O MPF não se opôs ao parcelamento da dívida, mas manifestou-se pela liberação dos bens em momento posterior, tendo em vista que, mediante a antecipação dos pagamentos, certas medidas constritivas poderão ser revistas (evento 471).
A União sugeriu acréscimos ao acordo (evento 473) e acrescentou que com pagamentos/depósitos será sempre possível rever constrições. Em relação aos bens de Elton Henrique da Silva, Global Indústria & Comércio de Artefatos de Cimento EIRELI - ME, Geovane Xavier de Almeida, Geovane Xavier de Almeida - ME e Sidnei Carlos Bernhard, poderão ser integralmente desbloqueados quando quitada a cota relativa à reparação do dano, devidamente imputada quando do pagamento, tendo em vista que responsabilizados, no título, apenas por essa específica obrigação. Também por essa razão, alegou prudente que primeiros pagamentos sejam para reparar o dano causado. Demais seriam imputados às multas dirigidas contra ROGERIO MARCIO GUTH e RUDIMAR FRANCISCO GUTH.
Realizada audiência de conciliação, após negociações e manifestações das partes, restou formulada a seguinte proposta de acordo (evento 494):
a) apropriação, pela União, dos valores (ativos financeiros) depositados/bloqueados nos autos (evento 15 da Medida Cautelar Antecedente nº 5003305-60.2017.4.04.7210), que, segundo manifestação da parte autora no evento 465 destes autos, totaliza a quantia de R$ 418.154,82 (quatrocentos e dezoito mil, cento e cinquenta e quatro reais e oitenta e dois centavos);
b) pagamento, pelos executados, em moeda corrente, do valor de R$ 1.000.000,00 (um milhão de reais), mediante depósito em juízo;
c) a soma dos valores referidos nos itens "a" e "b" retro servem para suprir a exigência de 30% (trinta por cento) de entrada para fins de parcelamento do saldo restante, considerando a informação da representante da União de que o valor atualizado dos débitos referentes às condenações de ressarcimento e multa civil totaliza R$ 4.809.890,70 (quatro milhões, oitocentos e nove mil, oitocentos e noventa reais e setenta centavos);
d) parcelamento do saldo restante em 60 vezes;
e) ficam em garantia do débito os bens relacionados no item "c" da petição do evento 465, além de outros bens imóveis a serem indicados, caso o valor daqueles bens não seja suficiente para garantir o saldo devedor;
f) liberação dos demais bens indisponibilizados, especialmente os veículos.

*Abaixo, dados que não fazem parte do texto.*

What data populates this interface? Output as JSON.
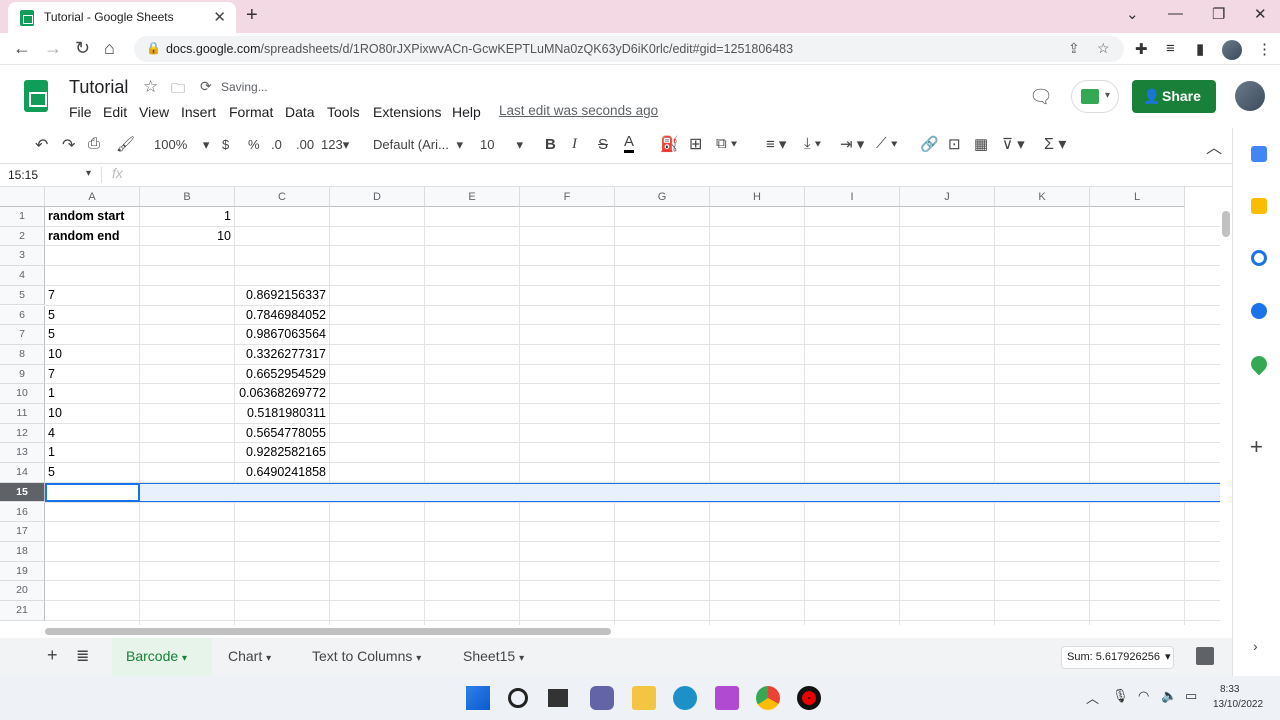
{
  "browser": {
    "tab_title": "Tutorial - Google Sheets",
    "url_domain": "docs.google.com",
    "url_path": "/spreadsheets/d/1RO80rJXPixwvACn-GcwKEPTLuMNa0zQK63yD6iK0rlc/edit#gid=1251806483"
  },
  "doc": {
    "title": "Tutorial",
    "status": "Saving...",
    "last_edit": "Last edit was seconds ago",
    "share_label": "Share"
  },
  "menu": [
    "File",
    "Edit",
    "View",
    "Insert",
    "Format",
    "Data",
    "Tools",
    "Extensions",
    "Help"
  ],
  "toolbar": {
    "zoom": "100%",
    "currency": "$",
    "percent": "%",
    "dec_less": ".0",
    "dec_more": ".00",
    "more_formats": "123",
    "font": "Default (Ari...",
    "font_size": "10",
    "bold": "B",
    "italic": "I",
    "strike": "S",
    "text_color": "A"
  },
  "formula_bar": {
    "name_box": "15:15",
    "fx": "fx"
  },
  "columns": [
    "A",
    "B",
    "C",
    "D",
    "E",
    "F",
    "G",
    "H",
    "I",
    "J",
    "K",
    "L"
  ],
  "rows": [
    "1",
    "2",
    "3",
    "4",
    "5",
    "6",
    "7",
    "8",
    "9",
    "10",
    "11",
    "12",
    "13",
    "14",
    "15",
    "16",
    "17",
    "18",
    "19",
    "20",
    "21"
  ],
  "cells": {
    "A1": "random start",
    "B1": "1",
    "A2": "random end",
    "B2": "10",
    "A5": "7",
    "C5": "0.8692156337",
    "A6": "5",
    "C6": "0.7846984052",
    "A7": "5",
    "C7": "0.9867063564",
    "A8": "10",
    "C8": "0.3326277317",
    "A9": "7",
    "C9": "0.6652954529",
    "A10": "1",
    "C10": "0.06368269772",
    "A11": "10",
    "C11": "0.5181980311",
    "A12": "4",
    "C12": "0.5654778055",
    "A13": "1",
    "C13": "0.9282582165",
    "A14": "5",
    "C14": "0.6490241858"
  },
  "sheets": [
    "Barcode",
    "Chart",
    "Text to Columns",
    "Sheet15"
  ],
  "active_sheet": "Barcode",
  "sum": "Sum: 5.617926256",
  "taskbar": {
    "time": "8:33",
    "date": "13/10/2022"
  },
  "colors": {
    "accent_green": "#188038",
    "selection_blue": "#1a73e8",
    "title_bar": "#f2d9e4"
  }
}
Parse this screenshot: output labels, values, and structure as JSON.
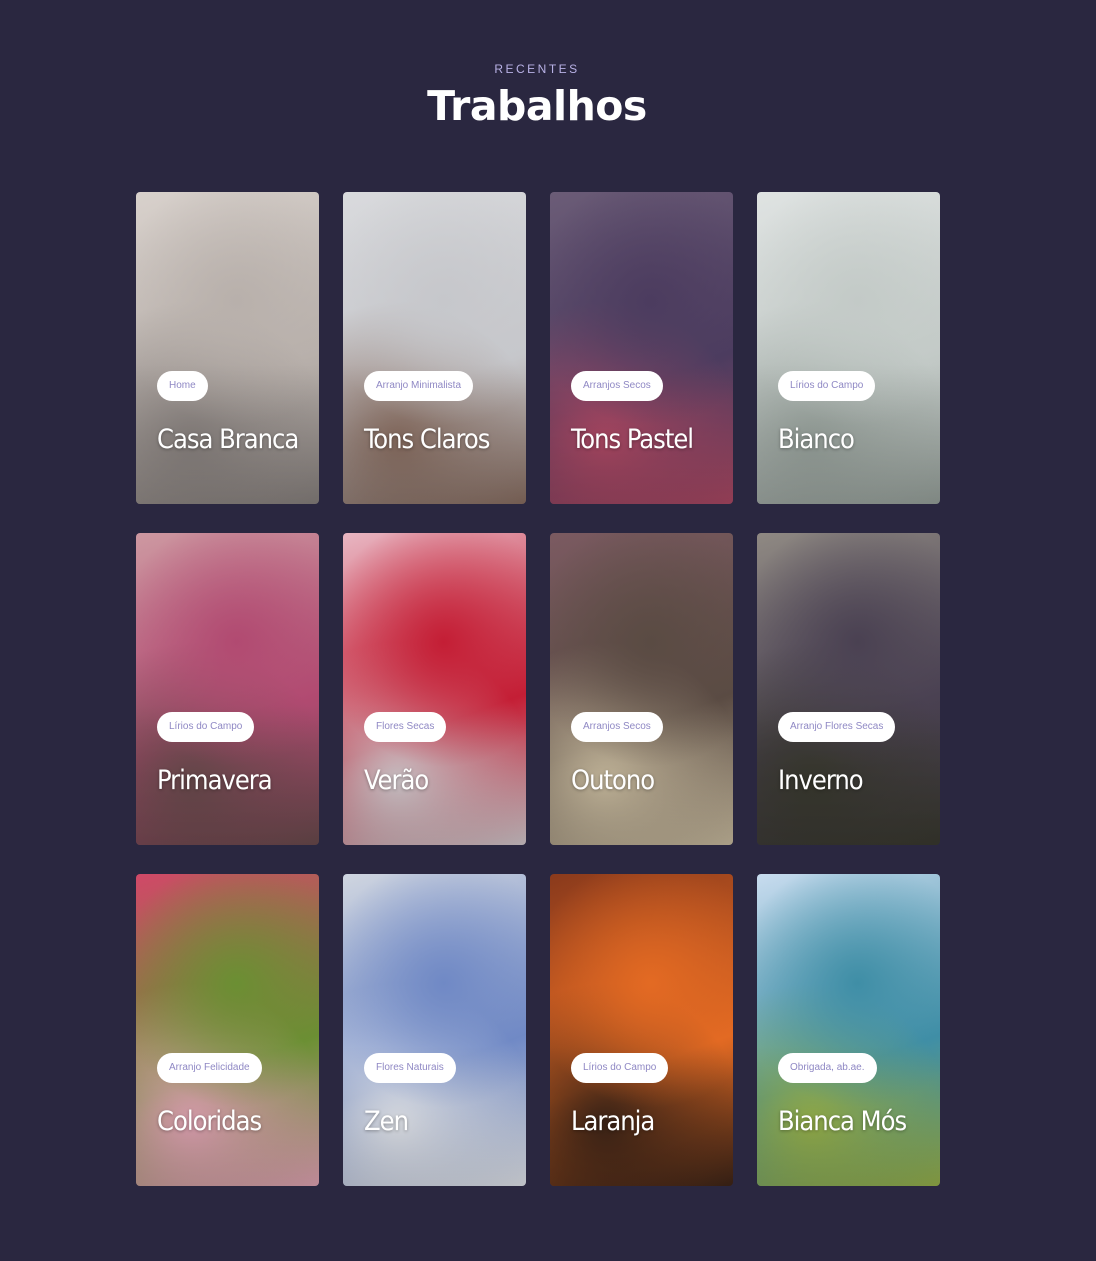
{
  "section": {
    "eyebrow": "RECENTES",
    "title": "Trabalhos"
  },
  "cards": [
    {
      "tag": "Home",
      "name": "Casa Branca",
      "colors": [
        "#d8d1cc",
        "#b8b0ab",
        "#8a8380"
      ]
    },
    {
      "tag": "Arranjo Minimalista",
      "name": "Tons Claros",
      "colors": [
        "#d9dadd",
        "#c6c7cb",
        "#8b6f62"
      ]
    },
    {
      "tag": "Arranjos Secos",
      "name": "Tons Pastel",
      "colors": [
        "#6b5c77",
        "#4c3c5f",
        "#b14a66"
      ]
    },
    {
      "tag": "Lírios do Campo",
      "name": "Bianco",
      "colors": [
        "#dfe3e2",
        "#c3cac7",
        "#9aa49e"
      ]
    },
    {
      "tag": "Lírios do Campo",
      "name": "Primavera",
      "colors": [
        "#cd98a1",
        "#b14a71",
        "#6b4c4e"
      ]
    },
    {
      "tag": "Flores Secas",
      "name": "Verão",
      "colors": [
        "#e8b6c2",
        "#c41e35",
        "#d8cfd3"
      ]
    },
    {
      "tag": "Arranjos Secos",
      "name": "Outono",
      "colors": [
        "#7b5a61",
        "#5a4b43",
        "#cfc1a4"
      ]
    },
    {
      "tag": "Arranjo Flores Secas",
      "name": "Inverno",
      "colors": [
        "#8f8983",
        "#4a4152",
        "#3a3a2f"
      ]
    },
    {
      "tag": "Arranjo Felicidade",
      "name": "Coloridas",
      "colors": [
        "#d14868",
        "#6b8f33",
        "#e7a7b9"
      ]
    },
    {
      "tag": "Flores Naturais",
      "name": "Zen",
      "colors": [
        "#cfd5e0",
        "#7089c5",
        "#e8ebf1"
      ]
    },
    {
      "tag": "Lírios do Campo",
      "name": "Laranja",
      "colors": [
        "#8a3a1c",
        "#e36a23",
        "#3e2518"
      ]
    },
    {
      "tag": "Obrigada, ab.ae.",
      "name": "Bianca Mós",
      "colors": [
        "#c8dcef",
        "#3f8ea6",
        "#9bb54b"
      ]
    }
  ]
}
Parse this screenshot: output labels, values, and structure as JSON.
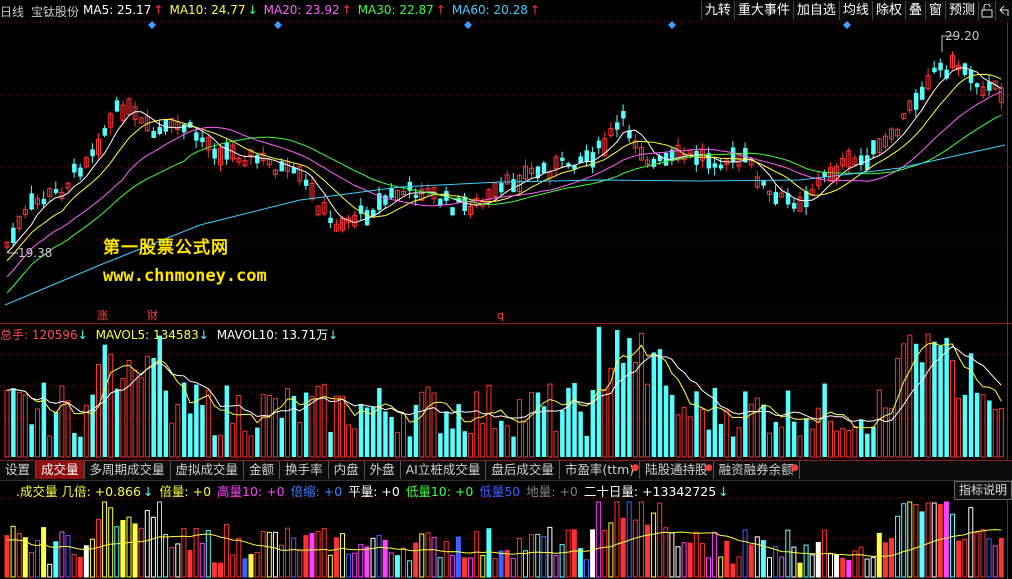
{
  "header": {
    "period": "日线",
    "stock_name": "宝钛股份",
    "ma": [
      {
        "label": "MA5: 25.17",
        "arrow": "↑",
        "color": "#ffffff"
      },
      {
        "label": "MA10: 24.77",
        "arrow": "↓",
        "color": "#ffff40"
      },
      {
        "label": "MA20: 23.92",
        "arrow": "↑",
        "color": "#ff60ff"
      },
      {
        "label": "MA30: 22.87",
        "arrow": "↑",
        "color": "#40ff40"
      },
      {
        "label": "MA60: 20.28",
        "arrow": "↑",
        "color": "#40d0ff"
      }
    ],
    "buttons": [
      "九转",
      "重大事件",
      "加自选",
      "均线",
      "除权",
      "叠",
      "窗",
      "预测"
    ],
    "icon_buttons": [
      "lock-icon",
      "back-icon"
    ]
  },
  "price_chart": {
    "high_label": "29.20",
    "low_label": "19.38",
    "markers": [
      "涨",
      "财",
      "q"
    ]
  },
  "watermark": {
    "line1": "第一股票公式网",
    "line2": "www.chnmoney.com"
  },
  "volume_panel": {
    "total_label": "总手: 120596",
    "total_arrow": "↓",
    "mavol5_label": "MAVOL5: 134583",
    "mavol5_arrow": "↓",
    "mavol10_label": "MAVOL10: 13.71万",
    "mavol10_arrow": "↓"
  },
  "tabs": [
    {
      "label": "设置",
      "active": false,
      "dot": false
    },
    {
      "label": "成交量",
      "active": true,
      "dot": false
    },
    {
      "label": "多周期成交量",
      "active": false,
      "dot": false
    },
    {
      "label": "虚拟成交量",
      "active": false,
      "dot": false
    },
    {
      "label": "金额",
      "active": false,
      "dot": false
    },
    {
      "label": "换手率",
      "active": false,
      "dot": false
    },
    {
      "label": "内盘",
      "active": false,
      "dot": false
    },
    {
      "label": "外盘",
      "active": false,
      "dot": false
    },
    {
      "label": "AI立桩成交量",
      "active": false,
      "dot": false
    },
    {
      "label": "盘后成交量",
      "active": false,
      "dot": false
    },
    {
      "label": "市盈率(ttm)",
      "active": false,
      "dot": true
    },
    {
      "label": "陆股通持股",
      "active": false,
      "dot": true
    },
    {
      "label": "融资融券余额",
      "active": false,
      "dot": true
    }
  ],
  "indicator": {
    "name": ".成交量",
    "fields": [
      {
        "label": "几倍: +0.866",
        "arrow": "↓",
        "color": "#ffff40"
      },
      {
        "label": "倍量: +0",
        "color": "#ffff40"
      },
      {
        "label": "高量10: +0",
        "color": "#ff40ff"
      },
      {
        "label": "倍缩: +0",
        "color": "#4080ff"
      },
      {
        "label": "平量: +0",
        "color": "#ffffff"
      },
      {
        "label": "低量10: +0",
        "color": "#40ff40"
      },
      {
        "label": "低量50",
        "color": "#4060ff"
      },
      {
        "label": "地量: +0",
        "color": "#808080"
      },
      {
        "label": "二十日量: +13342725",
        "arrow": "↓",
        "color": "#ffffff"
      }
    ],
    "explain_button": "指标说明"
  },
  "colors": {
    "up": "#ff3333",
    "down": "#54ffff",
    "grid": "#7a1010"
  }
}
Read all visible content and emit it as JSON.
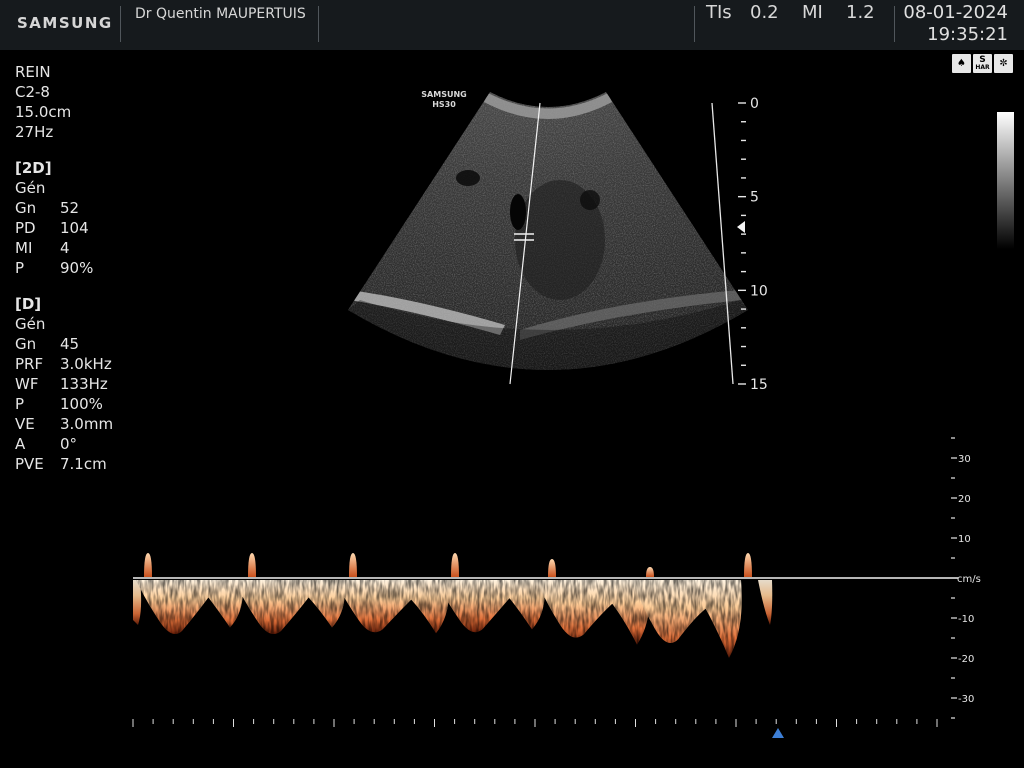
{
  "header": {
    "brand": "SAMSUNG",
    "physician": "Dr Quentin MAUPERTUIS",
    "tis_label": "TIs",
    "tis_value": "0.2",
    "mi_label": "MI",
    "mi_value": "1.2",
    "date": "08-01-2024",
    "time": "19:35:21"
  },
  "params": {
    "preset": "REIN",
    "probe": "C2-8",
    "depth": "15.0cm",
    "frame_rate": "27Hz",
    "mode_2d": {
      "header": "[2D]",
      "mode": "Gén",
      "rows": [
        {
          "key": "Gn",
          "value": "52"
        },
        {
          "key": "PD",
          "value": "104"
        },
        {
          "key": "MI",
          "value": "4"
        },
        {
          "key": "P",
          "value": "90%"
        }
      ]
    },
    "mode_d": {
      "header": "[D]",
      "mode": "Gén",
      "rows": [
        {
          "key": "Gn",
          "value": "45"
        },
        {
          "key": "PRF",
          "value": "3.0kHz"
        },
        {
          "key": "WF",
          "value": "133Hz"
        },
        {
          "key": "P",
          "value": "100%"
        },
        {
          "key": "VE",
          "value": "3.0mm"
        },
        {
          "key": "A",
          "value": "0°"
        },
        {
          "key": "PVE",
          "value": "7.1cm"
        }
      ]
    }
  },
  "image": {
    "watermark_line1": "SAMSUNG",
    "watermark_line2": "HS30",
    "depth_scale_labels": [
      "0",
      "5",
      "10",
      "15"
    ]
  },
  "status_icons": [
    "probe-icon",
    "shar-icon",
    "film-reel-icon"
  ],
  "status_icon_text": {
    "s": "S",
    "har": "HAR"
  },
  "doppler": {
    "velocity_unit": "cm/s",
    "velocity_labels": [
      "30",
      "20",
      "10",
      "-10",
      "-20",
      "-30"
    ],
    "baseline_velocity": 0
  }
}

Os executados solicitaram prazo para apresentar laudos de avaliação dos imóveis relacionados no item "c" da petição do evento 465, além de outros imóveis que possam servir como garantia do saldo devedor para fins do parcelamento requerido.
Pelo MM. Juiz Federal Substituto foi proferido o seguinte despacho: "Defiro o prazo de 30 (trinta) dias para os executados apresentarem os laudos de avaliação dos imóveis oferecidos em garantia. Após a juntada das avaliações, fica aberto prazo de 15 (quinze) dias para manifestação da União e do Ministério Público Federal acerca das avaliações apresentadas e da proposta de parcelamento. Eventualmente, os autos retornarão para análise e homologação do acordo, caso haja consenso entre as partes"
Rogerio Marcio Guth e Rudimar Francisco Guth apresentaram as avaliações dos imóveis dados em garantia com as respectivas matrículas atualizadas e requereram a abertura de subconta para o depósito do valor ofertado em garantia (eventos 504 e 511).
A União sustentou que para que seja possível eventual análise e autorização da chefia imediata acerca da liberação de supostas garantias excedentes, ainda é necessário o pagamento de, no mínimo, 30% do valor do débito, conforme Portaria PGU nº 21/2024. Requereu fosse determinada a transferência para o presente processo, da quantia de R$ 418.154,82 bloqueada junto ao processo nº5003305-60.2017.4.04.7210 (medida cautelar antecedente), apurando-se o seu saldo atualizado, para que seja abatido do débito principal (evento 512).
Na decisão do evento 514 foi determinado o traslado de cópia deste despacho e do termo de audiência do evento 494 para os autos da Medida Cautelar Antecedente n. 5003305-60.2017.4.04.7210, para que lá sejam adotadas as medidas necessárias à transferência do valor bloqueado para este feito; bem como determinado à Secretaria desta Vara que solicitasse à Caixa Econômica Federal a abertura de conta bancária vinculada aos presentes autos, do tipo 635, com a expedição da respectiva Guia de Depósito Judicial à Ordem da Justiça Federal - TED/SPB, no importe de R$ 1.000.000,00.
No evento 519 foi emitida a guia de pagamento pela Caixa Econômica Federal (evento 519).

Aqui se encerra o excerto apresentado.